While the Thatcher Road site would be worth preserving, councilors said that preservation shouldn’t be done with city money. The nonprofit, they said, also didn’t have a clear plan for who would restore the site after the city purchased it.
“I’m for open space …” said Council President Jackie Hardy, “ but we don’t maintain the open space that we have.”
Hardy said the city owns a lot of marshland and doesn’t have plans for its upkeep yet. Those lots, she said, have the same problems that the Brierneck Crossing area does and need restoration of their own. She said she wasn’t willing to take on another parcel that the city wasn’t going to maintain.
Hardy and Councilors Greg Verga, Bruce Tobey, Bob Whynott and Steve Le-Blanc voted against the loan authorization last night. Councilors Paul McGeary, Joe Ciolino, Melissa Cox and Sefatia Romeo-Theken voted for the project, saying it would preserve the Good Harbor Beach area.
A crowd of residents attended the hearing; the majority spoke in favor of the loan, citing how the project would preserve the deteriorating Good Harbor marsh. Two residents spoke against the proposal, and told the council that taxpayers’ dollars shouldn’t go toward the project.
Denton Crews, spokesperson for the Friends of Good Harbor, said the group doesn’t have a plan B right now. The funding from private donors, state grants and the Community Preservation Act required the city’s loan authorization.
“The project is necessarily complex and involves multiple parties who must be engaged in assessing options and creating alternative plans,” Crews said in a prepared statement. “It will not be possible to speculate on future direction until those consultations occur.”
The Friends commissioned a Salem Sound Coastwatch study of the marsh that’s being done over the summer, Crews said.
McGeary said the loan order would have secured a parcel the city has fought development on since the 1970s. If the city could purchase that property, McGeary said it would preserve the health of the Good Harbor Marsh, and Good Harbor Beach.

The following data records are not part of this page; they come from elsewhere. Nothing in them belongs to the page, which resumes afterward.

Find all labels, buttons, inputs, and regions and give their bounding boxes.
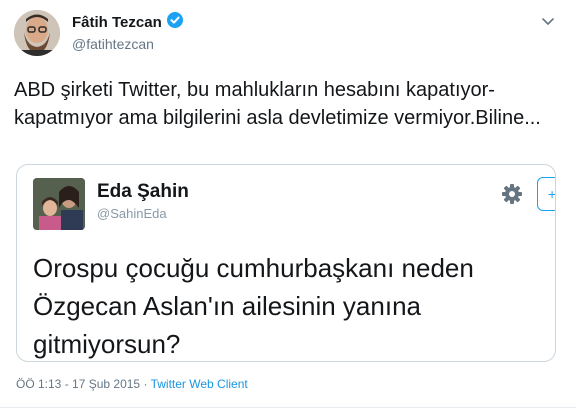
- verified-badge-icon: [166, 12, 183, 33]
- gear-icon[interactable]: [501, 183, 523, 205]
- author-name[interactable]: Fâtih Tezcan: [72, 14, 162, 31]
- author-name-row: Fâtih Tezcan: [72, 12, 183, 33]
- quoted-author-block: Eda Şahin @SahinEda: [97, 181, 189, 221]
- quoted-author-avatar[interactable]: [33, 178, 85, 230]
- quoted-tweet-card[interactable]: Eda Şahin @SahinEda + Orospu çocuğu cumh…: [16, 164, 556, 362]
- quoted-author-handle[interactable]: @SahinEda: [97, 206, 189, 221]
- tweet-timestamp[interactable]: ÖÖ 1:13 - 17 Şub 2015: [16, 377, 140, 391]
- quoted-tweet-text: Orospu çocuğu cumhurbaşkanı neden Özgeca…: [33, 253, 474, 359]
- meta-separator: ·: [143, 377, 148, 391]
- divider: [0, 407, 576, 408]
- author-block: Fâtih Tezcan @fatihtezcan: [72, 12, 183, 52]
- chevron-down-icon[interactable]: [540, 13, 556, 29]
- quoted-author-name[interactable]: Eda Şahin: [97, 181, 189, 203]
- follow-icon: +: [548, 186, 556, 202]
- author-avatar[interactable]: [14, 10, 60, 56]
- tweet-text: ABD şirketi Twitter, bu mahlukların hesa…: [14, 79, 541, 129]
- author-handle[interactable]: @fatihtezcan: [72, 36, 183, 52]
- tweet-meta: ÖÖ 1:13 - 17 Şub 2015 · Twitter Web Clie…: [16, 377, 248, 391]
- follow-button[interactable]: +: [537, 177, 556, 211]
- tweet-client-link[interactable]: Twitter Web Client: [151, 377, 248, 391]
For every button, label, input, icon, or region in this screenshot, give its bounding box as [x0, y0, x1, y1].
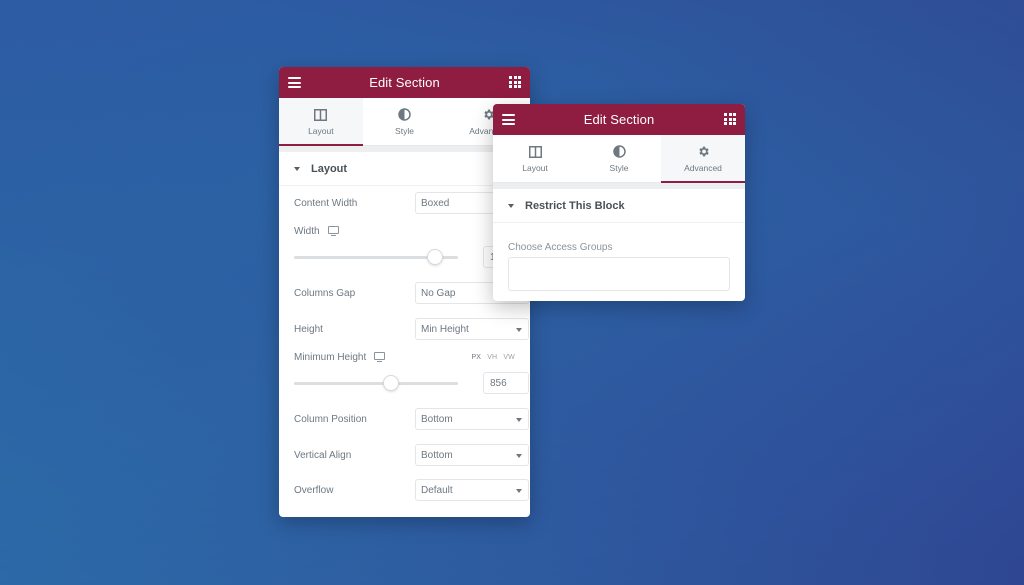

“In this case,” McGeary said, “we must choose preservation.”
City Council voted on the $750,000 loan authorization that would have provided money to buy the 9.5 acre Brierneck Crossing site from Brier Neck Realty LLC. The parcel’s appraised value sits at $720,000. The authorization was part of the Friends of Good Harbor’s proposal to buy the property back from Brier Neck Realty and place it in city hands.
Gloucester’s latest fight started when North Andover developer James Grifoni proposed condominiums for the site. He won court approval to do that through the state Chapter 40B law, which allows developers to bypass local zoning. Grifoni has taken no action on the site.
Gloucester’s Community Preservation Committee recommended spending $150,000 of the city’s $319,000 Community Preservation Act dollars for the project. The nonprofit has raised $50,000 in donations and pledges and received a $50,000 grant from the Dusky Foundation. Brier Neck Realty LLC would contribute $125,000 after the sale, said Crews. The city’s Conservation Commission applied for a $375,000 Local Acquisitions for Natural Diversity or LAND grant from the state.
The LAND grant required the city to appropriate the funding, and would then reimburse it for the amount awarded. That’s why, said McGeary, the city had to take out the loan authorization. The authorization said that all money had to be in-hand or committed at the time of the sale, or the loan couldn’t be taken out.
Even with that language, councilors said funding can fall through, and that the project could have cost the city more than $750,000 depending on the restoration costs.
“Even if we support buying the property it should not be bought with public funds,” said Whynott.
Whynott said the city had private funding in line for the Rose Baker Senior Center but that money fell through and the city picked up the difference. Pledges, he said, don’t always convert into dollars.